Solving Constants a & b for Electric Field E - Curl & Divergence

[galipop]

Hi All,

Given electric field E=c(2bxy,x^2+ay^2), I need to determine the constants a and b such that CURL E = 0 and DIV E = 0. I'm also given a path from (0,0) , (1,0) and (1,1).

Ok so the curl = 0+0+cx(2-b) = 0
and the divergence = 2cy(b+a) = 0

How do I solve for a and b at this stage given so many variables?

Also how do I compute the potential in this case.

 

[Doc Al]

Ok so the curl = 0+0+cx(2-b) = 0
and the divergence = 2cy(b+a) = 0

How do I solve for a and b at this stage given so many variables?

First, recheck your expression for the curl.

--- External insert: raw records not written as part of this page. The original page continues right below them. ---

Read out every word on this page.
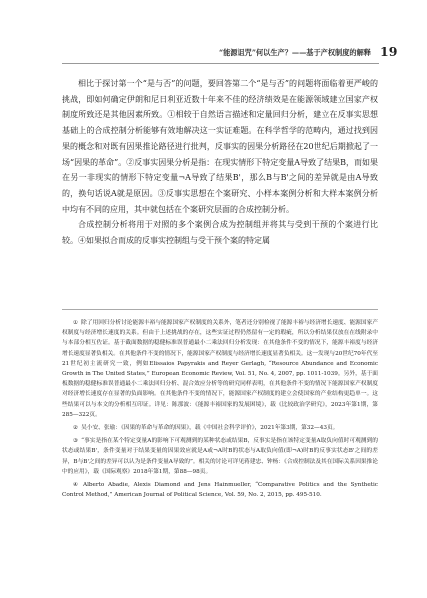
“能源诅咒”何以生产？——基于产权制度的解释 19

相比于探讨第一个“是与否”的问题，要回答第二个“是与否”的问题将面临着更严峻的挑战，即如何确定伊朗和尼日利亚近数十年来不佳的经济绩效是在能源领域建立国家产权制度所致还是其他因素所致。①相较于自然语言描述和定量回归分析，建立在反事实思想基础上的合成控制分析能够有效地解决这一实证难题。在科学哲学的范畴内，通过找到因果的概念和对既有因果推论路径进行批判，反事实的因果分析路径在20世纪后期掀起了一场“因果的革命”。②反事实因果分析是指：在现实情形下特定变量A导致了结果B，而如果在另一非现实的情形下特定变量¬A导致了结果B'，那么B与B'之间的差异就是由A导致的，换句话说A就是原因。③反事实思想在个案研究、小样本案例分析和大样本案例分析中均有不同的应用，其中就包括在个案研究层面的合成控制分析。

合成控制分析将用于对照的多个案例合成为控制组并将其与受到干预的个案进行比较。④如果拟合而成的反事实控制组与受干预个案的特定属

① 除了用回归分析讨论能源丰裕与能源国家产权制度的关系外，笔者还分别检视了能源丰裕与经济增长速度、能源国家产权制度与经济增长速度的关系。但由于上述挑战的存在，这些实证过程仍然留有一定的瑕疵，所以分析结果仅放在在线附录中与本部分相互佐证。基于截面数据的稳健标准误普通最小二乘法回归分析发现：在其他条件不变的情况下，能源丰裕度与经济增长速度显著负相关。在其他条件不变的情况下，能源国家产权制度与经济增长速度显著负相关。这一发现与20世纪70年代至21世纪初主流研究一致，例如Elissaios Papyrakis and Reyer Gerlagh, “Resource Abundance and Economic Growth in The United States,” European Economic Review, Vol. 51, No. 4, 2007, pp. 1011-1039。另外，基于面板数据的稳健标准误普通最小二乘法回归分析、混合效应分析等的研究同样表明，在其他条件不变的情况下能源国家产权制度对经济增长速度存在显著的负面影响。在其他条件不变的情况下，能源国家产权制度的建立会使国家的产业结构更趋单一。这些结果可以与本文的分析相互印证。详见：陈那波：《能源丰裕国家的发展困境》，载《比较政治学研究》，2023年第1期，第285—322页。

② 吴小安、张瑜：《因果的革命与革命的因果》，载《中国社会科学评价》，2021年第3期，第32—43页。

③ “事实是指在某个特定变量A的影响下可观测到的某种状态或结果B，反事实是指在该特定变量A取负向值时可观测到的状态或结果B'，条件变量对于结果变量的因果效应就是A或¬A时B的状态与A取负向值(即¬A)时B的反事实状态B'之间的差异，B与B'之间的差异可以认为是条件变量A导致的”。相关的讨论可详见蒋建忠、钟杨：《合成控制法及其在国际关系因果推论中的应用》，载《国际观察》2018年第1期，第88—98页。

④ Alberto Abadie, Alexis Diamond and Jens Hainmueller, “Comparative Politics and the Synthetic Control Method,” American Journal of Political Science, Vol. 59, No. 2, 2015, pp. 495-510.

Then ask yourself: what must "b" be to make the curl always zero (that is, for any value of x and y)? What must be the relation between "b" and "a" to make the divergence always zero?

 

[galipop]

ok so I redid the curl and got 2xc(1-b) = 0

therefore b=1 to satisfy that the curl = 0
and a=-1 so that the div = 0 :)

ok that was easy after all...


now how do I compute the potential?

 

[arildno]

Given potential $$\Phi$$ you must have:
$$\frac{\partial\Phi}{\partial{x}}=2bcxy$$
and
$$\frac{\partial\Phi}{\partial{y}}=c(x^{2}+ay^{2})$$
How can you use these equations to determine $$\Phi$$ ?

 

[arunma]

Remember also that when you integrate with respect to one variable, the "constant" will actually be a function of the other variable.

Actually, I tried working this problem out for you. But the answer I kept getting was slightly off from what the real potential should be (sorry, it's been a couple years since I took multivariable). In any case, the answer should be f(x,y) = (1/3)acy³ + cx²y. But definitely do arildno's method and make sure that you get this answer (professors don't react to well to answers without work, as I'm sure we've all experienced).

 

[HallsofIvy]

Given potential $$\Phi$$ you must have:
$$\frac{\partial\Phi}{\partial{x}}=2bcxy$$
and
$$\frac{\partial\Phi}{\partial{y}}=c(x^{2}+ay^{2})$$
How can you use these equations to determine $$\Phi$$ ?

Notice that by differentiating the first equation with respect to y, $\frac{\partial^2\Phi}{\partial x\partial y}= 2bcx$ and by differentiating the second equation with respect to x, $\frac{\partial^2\Phi}{\partial y\partial x}= 2cx$. Since, for any function with continuous second partials, the two mixed partial derivatives must be equal this is possible only if b= 1. Otherwise there is no $\Phi(x,y)$ that has those derivatives.

Integrating the first equation with respect to x, treating y as a constant, $\Phi= bcx^2y+ f(y)$ (the "constant" of integration may depend on y).

Differentiating THAT equation with respect to y, we get $\frac{\partial\Phi}{\partial y}= bcx^2+ \frac{df}{dy}$.

Comparing that with the second given equation, we must have
$bcx^2+ \frac{df}{dy}= cx^{2}+acy^{2}$.

In order for that to be true, the terms involving x must cancel which happens only for b= 1. Taking b= 1 we can cancel that term and have
$\frac{df}{dy}= acy^2$. Integrating that, $f(y)= \frac{1}{3}acy^3+ C$. Because f depends only on y, C really is a constant.
Putting those together, we have:
$\Phi(x,y)= cx^2y+\frac{1}{3}acy^3+ C$
as long as b= 1. If b is not 1, there is no such function.

 

[arildno]

HallsofIvy:
Since the first part of the exercise was to determine those values of a and b which gives zero curl(&divergence,) those are the ones that were implied to be used in my example.
(The existence of the potential has therefore been assured by these choices)

 

[arunma]

That's why I kept messing up when I tried to actually calculate the potential! I forgot that b must equal 1.

Also I completely forgot about Clairaut's theorem. Amazing how much stuff there is to forget in math.

 

[galipop]

Thanks guys...

Arunma, how did you know the solution without being able to derive it correctly?